[01] knapsack problem C: herbs
time limit: 1 Sec Memory Limit: 128 MB
subject description
chen was a gifted child, his dream is to become the world's greatest physician. To this end, he wanted to worship in the vicinity of the most prestigious physician as a teacher. Physician in order to determine his qualifications, gave him a problem. Physicians took him to a cave full of herbs says to him:. "Children, this cave has some different herbs, picking each plant requires some time, each plant has its own value and I will give you some time, during this time, you can pick some herbs maximum if you are a smart kid, you should be taken to make the total value of herbs. "

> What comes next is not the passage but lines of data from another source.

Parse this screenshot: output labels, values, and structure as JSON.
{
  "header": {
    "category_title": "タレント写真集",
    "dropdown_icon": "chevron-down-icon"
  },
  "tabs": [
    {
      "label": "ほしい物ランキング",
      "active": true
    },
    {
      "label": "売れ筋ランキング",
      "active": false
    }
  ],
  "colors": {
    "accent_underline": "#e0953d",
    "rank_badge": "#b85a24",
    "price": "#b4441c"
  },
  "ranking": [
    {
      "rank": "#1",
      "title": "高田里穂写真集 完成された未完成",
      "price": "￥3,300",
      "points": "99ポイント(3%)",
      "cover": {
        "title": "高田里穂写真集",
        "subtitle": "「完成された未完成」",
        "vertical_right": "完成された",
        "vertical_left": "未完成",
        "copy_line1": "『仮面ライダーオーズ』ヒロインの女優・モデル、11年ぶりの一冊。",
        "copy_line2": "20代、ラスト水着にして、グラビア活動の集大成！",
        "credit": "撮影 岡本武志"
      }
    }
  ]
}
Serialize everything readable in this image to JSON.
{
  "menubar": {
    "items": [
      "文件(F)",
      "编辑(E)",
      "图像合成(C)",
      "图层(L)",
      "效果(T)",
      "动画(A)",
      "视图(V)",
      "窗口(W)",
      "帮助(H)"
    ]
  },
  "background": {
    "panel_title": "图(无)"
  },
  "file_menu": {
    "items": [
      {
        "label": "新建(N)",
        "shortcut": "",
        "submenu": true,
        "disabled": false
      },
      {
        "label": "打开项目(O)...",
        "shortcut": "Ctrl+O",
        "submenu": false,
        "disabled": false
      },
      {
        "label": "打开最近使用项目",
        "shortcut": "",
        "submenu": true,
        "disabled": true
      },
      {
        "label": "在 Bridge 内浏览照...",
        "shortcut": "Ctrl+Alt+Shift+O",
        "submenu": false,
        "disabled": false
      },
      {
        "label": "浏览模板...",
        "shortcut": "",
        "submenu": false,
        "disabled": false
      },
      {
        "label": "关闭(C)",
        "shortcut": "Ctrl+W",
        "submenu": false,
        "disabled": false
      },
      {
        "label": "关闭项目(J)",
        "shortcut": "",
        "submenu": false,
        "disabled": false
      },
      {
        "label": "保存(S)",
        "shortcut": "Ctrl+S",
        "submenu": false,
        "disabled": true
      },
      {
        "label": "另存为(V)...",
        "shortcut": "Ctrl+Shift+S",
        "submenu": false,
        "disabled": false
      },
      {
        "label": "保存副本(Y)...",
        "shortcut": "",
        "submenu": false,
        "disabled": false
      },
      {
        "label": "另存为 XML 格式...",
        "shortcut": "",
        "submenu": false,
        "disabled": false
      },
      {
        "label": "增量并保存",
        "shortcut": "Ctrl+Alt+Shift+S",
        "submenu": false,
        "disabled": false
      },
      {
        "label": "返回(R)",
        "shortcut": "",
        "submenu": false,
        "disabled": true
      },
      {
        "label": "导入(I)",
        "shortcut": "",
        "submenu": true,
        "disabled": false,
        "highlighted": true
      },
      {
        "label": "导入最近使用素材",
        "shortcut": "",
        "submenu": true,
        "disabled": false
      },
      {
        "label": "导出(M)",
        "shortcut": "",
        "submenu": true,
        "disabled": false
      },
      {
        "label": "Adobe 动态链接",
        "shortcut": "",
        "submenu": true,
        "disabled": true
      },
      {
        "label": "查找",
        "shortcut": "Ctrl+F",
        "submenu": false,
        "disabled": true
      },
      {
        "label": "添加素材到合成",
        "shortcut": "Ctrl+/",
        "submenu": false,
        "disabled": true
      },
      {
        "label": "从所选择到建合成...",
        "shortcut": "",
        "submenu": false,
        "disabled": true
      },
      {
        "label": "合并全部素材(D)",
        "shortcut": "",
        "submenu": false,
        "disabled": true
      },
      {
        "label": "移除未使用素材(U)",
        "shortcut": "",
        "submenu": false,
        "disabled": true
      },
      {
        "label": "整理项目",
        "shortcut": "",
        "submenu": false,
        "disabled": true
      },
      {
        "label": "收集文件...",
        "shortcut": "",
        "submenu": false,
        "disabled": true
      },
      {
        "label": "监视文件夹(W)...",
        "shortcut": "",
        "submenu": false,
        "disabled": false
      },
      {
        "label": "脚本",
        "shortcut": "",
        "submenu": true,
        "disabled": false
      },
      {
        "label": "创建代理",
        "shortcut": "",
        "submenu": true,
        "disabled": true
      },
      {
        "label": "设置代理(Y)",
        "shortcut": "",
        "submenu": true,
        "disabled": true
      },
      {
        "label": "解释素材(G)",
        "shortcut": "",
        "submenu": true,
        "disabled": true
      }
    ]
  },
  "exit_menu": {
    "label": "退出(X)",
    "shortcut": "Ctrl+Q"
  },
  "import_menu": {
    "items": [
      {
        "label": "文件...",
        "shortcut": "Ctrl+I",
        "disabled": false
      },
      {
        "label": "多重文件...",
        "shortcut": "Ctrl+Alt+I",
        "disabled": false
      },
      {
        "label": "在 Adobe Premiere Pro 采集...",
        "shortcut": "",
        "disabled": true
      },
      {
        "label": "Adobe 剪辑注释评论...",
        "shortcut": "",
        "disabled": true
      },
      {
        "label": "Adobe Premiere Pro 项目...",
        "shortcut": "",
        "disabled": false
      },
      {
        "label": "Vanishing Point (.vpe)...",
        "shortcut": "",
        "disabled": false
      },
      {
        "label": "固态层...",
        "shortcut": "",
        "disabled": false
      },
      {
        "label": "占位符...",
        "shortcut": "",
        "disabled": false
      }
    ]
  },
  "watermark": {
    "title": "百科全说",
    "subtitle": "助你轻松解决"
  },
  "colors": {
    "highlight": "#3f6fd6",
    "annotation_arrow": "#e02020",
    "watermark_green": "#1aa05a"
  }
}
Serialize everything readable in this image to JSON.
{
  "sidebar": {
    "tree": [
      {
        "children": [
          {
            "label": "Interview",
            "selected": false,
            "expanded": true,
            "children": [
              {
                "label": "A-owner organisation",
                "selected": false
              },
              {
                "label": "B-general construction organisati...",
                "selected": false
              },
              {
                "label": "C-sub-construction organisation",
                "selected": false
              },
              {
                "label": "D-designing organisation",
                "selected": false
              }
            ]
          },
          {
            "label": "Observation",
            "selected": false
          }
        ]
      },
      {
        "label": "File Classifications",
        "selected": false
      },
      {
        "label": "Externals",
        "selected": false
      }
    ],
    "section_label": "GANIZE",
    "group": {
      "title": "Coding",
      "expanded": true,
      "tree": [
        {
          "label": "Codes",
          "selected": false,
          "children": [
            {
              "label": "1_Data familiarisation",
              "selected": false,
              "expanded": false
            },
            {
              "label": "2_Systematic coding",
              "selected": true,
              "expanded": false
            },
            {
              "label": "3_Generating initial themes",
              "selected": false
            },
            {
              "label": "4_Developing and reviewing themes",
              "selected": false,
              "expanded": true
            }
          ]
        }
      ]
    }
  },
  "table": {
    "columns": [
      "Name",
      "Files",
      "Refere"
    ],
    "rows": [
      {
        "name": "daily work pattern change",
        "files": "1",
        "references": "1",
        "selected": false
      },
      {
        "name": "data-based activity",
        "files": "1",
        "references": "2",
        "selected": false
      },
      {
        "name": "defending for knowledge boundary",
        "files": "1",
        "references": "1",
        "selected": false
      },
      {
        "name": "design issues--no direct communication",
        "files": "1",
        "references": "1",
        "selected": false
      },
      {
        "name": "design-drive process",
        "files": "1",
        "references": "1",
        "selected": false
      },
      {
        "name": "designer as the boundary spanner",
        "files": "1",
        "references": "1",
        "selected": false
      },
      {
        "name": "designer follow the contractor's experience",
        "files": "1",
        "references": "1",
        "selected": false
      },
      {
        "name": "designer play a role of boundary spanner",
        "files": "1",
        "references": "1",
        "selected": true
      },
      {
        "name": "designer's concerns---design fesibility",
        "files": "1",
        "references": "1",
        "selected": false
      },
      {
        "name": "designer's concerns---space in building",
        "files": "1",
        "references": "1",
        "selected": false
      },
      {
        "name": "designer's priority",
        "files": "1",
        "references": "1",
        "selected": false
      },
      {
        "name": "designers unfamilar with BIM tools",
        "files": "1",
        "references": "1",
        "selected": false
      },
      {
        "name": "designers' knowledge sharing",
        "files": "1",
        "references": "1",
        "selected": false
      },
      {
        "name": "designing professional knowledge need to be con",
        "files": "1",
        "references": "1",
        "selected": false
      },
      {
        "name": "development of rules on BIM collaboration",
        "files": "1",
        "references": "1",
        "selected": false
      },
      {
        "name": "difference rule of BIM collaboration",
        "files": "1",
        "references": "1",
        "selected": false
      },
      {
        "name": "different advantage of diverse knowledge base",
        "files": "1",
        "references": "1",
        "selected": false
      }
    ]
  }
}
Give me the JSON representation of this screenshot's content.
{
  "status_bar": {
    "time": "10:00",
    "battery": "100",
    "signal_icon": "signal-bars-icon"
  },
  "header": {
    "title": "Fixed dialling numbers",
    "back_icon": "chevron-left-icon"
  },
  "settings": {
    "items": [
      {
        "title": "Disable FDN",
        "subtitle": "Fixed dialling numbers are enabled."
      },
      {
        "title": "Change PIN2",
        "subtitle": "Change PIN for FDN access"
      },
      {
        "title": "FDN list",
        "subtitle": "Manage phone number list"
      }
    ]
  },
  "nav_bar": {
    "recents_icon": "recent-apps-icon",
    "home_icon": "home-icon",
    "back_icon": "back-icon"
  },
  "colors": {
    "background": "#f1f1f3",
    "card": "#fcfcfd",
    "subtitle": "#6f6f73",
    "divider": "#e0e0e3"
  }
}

If you are chen, you can accomplish this task ?
Input
first line of input two integers T (1 <= T <= 1000) and M (1 <= M <= 100), separated by a space, and T represents a total time can be used herbs, M the number of herbs cave representatives. Next M lines each comprising two integers between 1 to 100 (including 1 and 100), respectively, represent the value of a strain picked herbs time this strain and herbs.
Output
output includes line, which contains a single integer, said in a specified period of time, it can be taken to the maximum total value of herbs.
Sample input the Copy
70. 3
71 is 100
69. 1
. 1 2
sample output the Copy
. 3
the AC codes:
#include<bits/stdc++.h>
typedef long long ll;
using namespace std;
int main()
{
int n,m,B[1000],v[1000],w[1000];
int i,j;
memset(B,0,sizeof(B));/*清零*/
B[0]=0;
scanf("%d %d",&n,&m); /*n为容量,m为物品数*/
for(i=0; i<m; i++)
{
scanf("%d %d",&w[i],&v[i]);
}
for(i=0; i<m; i++)
{
for(j=n; j>=0; j--)
{
if(B[j]<=B[j-w[i]]+v[i] && j-w[i]>=0 )/*更新状态*/
{
B[j]=B[j-w[i]]+v[i];
}
}
}
// for(i=0;i<=n;i++)
// {
// printf("%d ",B[i]); /*测试数据(插桩)*/
// }
printf("%d",B[n]); /*数组第n个值为最优解*/
return 0;
}
This code can be derived only optimal solution can not show all of the optimal solution can not be obtained from the optimum composition that few items, subsequent updates.